Aplaudió una vez más.

—¡Esa es la actitud!

A las ocho de la noche recibí el correo. Hice clic en el enlace e inició la descarga. En cuanto estuvo instalado el juego titulado «Somnus, vive tu sueño», me puse el casco y seleccioné la plaza central.

Los gráficos eran hiperrealistas. Era de día y el sol transmitía una sensación cálida, aunque hiciera frío en mi habitación. La fuente central destilaba vida con el agua que emergía de sus salidas. Había un montón de personas a mi alrededor. Iban de acá para allá con diferentes atuendos, colores de piel y demás características de un avatar personalizado. Busqué la tienda, introduje los datos de la tarjeta de crédito de mi papá y compré un paquete de ropa estilo friki elegante que incluía unos zapatos casuales, un cárdigan rojo, una camisa a cuadros, un reloj inteligente y unas gafas rectangulares. Era mi manera de vestir en aquel entonces y quería proyectarlo a la sociedad digital de Somnus.

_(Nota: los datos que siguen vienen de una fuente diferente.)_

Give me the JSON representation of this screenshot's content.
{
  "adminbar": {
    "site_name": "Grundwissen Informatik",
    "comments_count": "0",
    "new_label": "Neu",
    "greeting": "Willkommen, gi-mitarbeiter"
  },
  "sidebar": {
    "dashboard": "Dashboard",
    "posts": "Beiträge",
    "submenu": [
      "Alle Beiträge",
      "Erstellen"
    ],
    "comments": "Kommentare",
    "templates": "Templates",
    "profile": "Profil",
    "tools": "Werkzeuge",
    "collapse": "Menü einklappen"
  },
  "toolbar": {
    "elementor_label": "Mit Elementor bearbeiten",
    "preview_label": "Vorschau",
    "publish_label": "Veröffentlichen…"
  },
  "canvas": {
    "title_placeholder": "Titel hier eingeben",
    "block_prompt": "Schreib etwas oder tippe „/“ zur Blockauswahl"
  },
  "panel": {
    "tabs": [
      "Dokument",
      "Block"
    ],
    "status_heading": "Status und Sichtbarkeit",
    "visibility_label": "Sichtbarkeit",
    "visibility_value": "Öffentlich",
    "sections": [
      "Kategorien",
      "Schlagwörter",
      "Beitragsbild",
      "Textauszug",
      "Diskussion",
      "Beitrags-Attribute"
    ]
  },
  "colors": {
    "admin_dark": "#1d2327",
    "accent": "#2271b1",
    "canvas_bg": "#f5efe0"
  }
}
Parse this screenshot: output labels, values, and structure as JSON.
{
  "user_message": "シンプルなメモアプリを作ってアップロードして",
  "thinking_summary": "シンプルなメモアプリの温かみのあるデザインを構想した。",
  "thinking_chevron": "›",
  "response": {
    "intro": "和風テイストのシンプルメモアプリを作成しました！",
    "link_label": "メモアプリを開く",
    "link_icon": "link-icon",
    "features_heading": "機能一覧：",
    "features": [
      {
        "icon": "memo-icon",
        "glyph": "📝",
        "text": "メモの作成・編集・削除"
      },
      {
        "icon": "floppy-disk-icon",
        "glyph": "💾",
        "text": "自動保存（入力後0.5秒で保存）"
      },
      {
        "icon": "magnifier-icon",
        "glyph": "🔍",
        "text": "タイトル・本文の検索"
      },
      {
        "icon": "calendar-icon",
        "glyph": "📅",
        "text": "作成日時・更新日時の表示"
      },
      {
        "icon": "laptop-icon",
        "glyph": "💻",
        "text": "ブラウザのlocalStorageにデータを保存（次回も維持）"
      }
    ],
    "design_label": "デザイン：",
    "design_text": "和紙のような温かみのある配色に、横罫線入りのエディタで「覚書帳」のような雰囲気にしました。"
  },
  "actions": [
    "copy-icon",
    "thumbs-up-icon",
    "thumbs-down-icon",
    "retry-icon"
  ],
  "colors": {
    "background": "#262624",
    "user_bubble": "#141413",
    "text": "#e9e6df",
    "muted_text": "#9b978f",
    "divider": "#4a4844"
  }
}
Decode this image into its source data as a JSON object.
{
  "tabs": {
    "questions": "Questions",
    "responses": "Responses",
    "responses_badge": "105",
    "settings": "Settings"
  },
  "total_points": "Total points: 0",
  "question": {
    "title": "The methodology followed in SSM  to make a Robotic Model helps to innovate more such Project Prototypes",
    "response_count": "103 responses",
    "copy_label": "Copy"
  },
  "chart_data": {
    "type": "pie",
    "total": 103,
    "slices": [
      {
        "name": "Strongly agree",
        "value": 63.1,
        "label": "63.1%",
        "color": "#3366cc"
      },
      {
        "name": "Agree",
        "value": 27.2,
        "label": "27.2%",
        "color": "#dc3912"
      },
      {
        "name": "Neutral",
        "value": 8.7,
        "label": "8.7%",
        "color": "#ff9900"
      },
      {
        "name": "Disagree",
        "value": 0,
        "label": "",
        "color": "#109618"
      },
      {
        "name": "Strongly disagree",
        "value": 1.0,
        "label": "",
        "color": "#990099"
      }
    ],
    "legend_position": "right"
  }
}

Algunos avatares volaban o conducían autos para circular por la ciudad abarrotada de personajes controlados por el sistema. Yo preferí buscar mi lugar de paz. Vi que en el fondo se alzaban unos riscos. Caminé hasta llegar al límite de la urbe y logré salir de ella sin problemas. El asfalto se transformó en pasto. Un hermoso prado se cargó frente a mis ojos. Juraría que podía oler el aroma a lavanda de mi alcoba mezclado con hierba fresca. Me dirigí a los riscos y escalé hasta sentarme en el borde. Esperé a que se hiciera de noche. Contemplé las luces de la ciudad en la lejanía. Me recosté con las manos en la nuca a modo de almohada y admiré las estrellas. Respiré profundo. Me sentí como si de verdad estuviera allí, en ese sitio tan irreal pero tan palpable a la vez.

—Oye, ¿quién eres?

La voz de una chica me sacó de mis ensoñaciones. Al levantarme de golpe, divisé a una joven de mi edad. Llevaba el cabello corto hasta la nuca. Tenía pecas en la cara, piel nívea y unos ojos grises tan profundos que creí perderme en ellos. Usaba un sombrero de campo, sostenía una cesta con rosas blancas y lucía un vestido púrpura con patrones florales.

—¿Estás bien? ¿Interrumpí algo? —preguntó con timidez.

Carraspeé. Tenía el chat de voz desactivado. Lo encendí e intenté que mi voz sonara lo más masculina posible.

—Estaba reflexionando sobre la vida. Ya sabes, cosas de hombres —repuse con aire casual.

Ella se llevó una mano a la boca y rio por lo bajo.

—¿Por qué suenas como si tuvieras ganas de ir al baño?

Me sonrojé de la vergüenza y apagué el micrófono. Escribí que me apenaba mi propia voz. Cuando ella leyó la burbuja de mi chat, hizo una expresión que no sabía que podía realizarse dentro del juego. ¿Sería una versión beta dentro de la programación? ¿Un paquete de expresiones faciales? ¿Un periférico nuevo? Quizás era como esas Vtubers, un avatar capaz de captar cada gesto a través de la cámara. Se acercó y tomó asiento a mi lado.

—Oye, no te sientas mal por ser tú mismo. Puedes hablarme con tu voz.

Le expliqué que los matones de la secundaria decían que yo tenía voz de ratón.

—¿Y ellos qué sabrán de voces si no son capaces de ver sus propios actos? —inquirió al inclinar la cabeza—. No le des importancia a esos idiotas.

Sonreí en mi habitación. Ella correspondió con una leve sonrisa en los labios, como si hubiera podido verme. Entonces, sacó una rosa blanca de su cesta y me la entregó.

—Para ti.

Sonreí de lado a lado y la acepté. La guardé en mi inventario. Era el primer objeto que almacenaba en mi cuenta y... el primer regalo de una chica. Mi corazón se aceleró de un salto. Entonces, encendí el chat de voz.

—Gracias —murmuré.

—No hay de qué. —Se levantó y me tendió la mano—. ¿Amigos?

—Amigos. —Estreché su mano—. Espera un momento. ¿Cómo te llamas?

—Lis. Mi nombre es Lis.

—Como el sistema de seguridad del juego, ¿eh?

Ella volvió a reír. Ese sonido se convirtió en mi música favorita.

—Algo así. Pero no soy un sistema de seguridad. Soy real.

—De acuerdo, de acuerdo, lo entiendo.

—Hasta luego... Eh... —Me señaló con el índice y el pulgar alzado.

—Gabriel —respondí.

Asintió despacio y se marchó. Con aquel encuentro, soñé despierto hasta quedarme dormido por el sonido de la naturaleza virtual.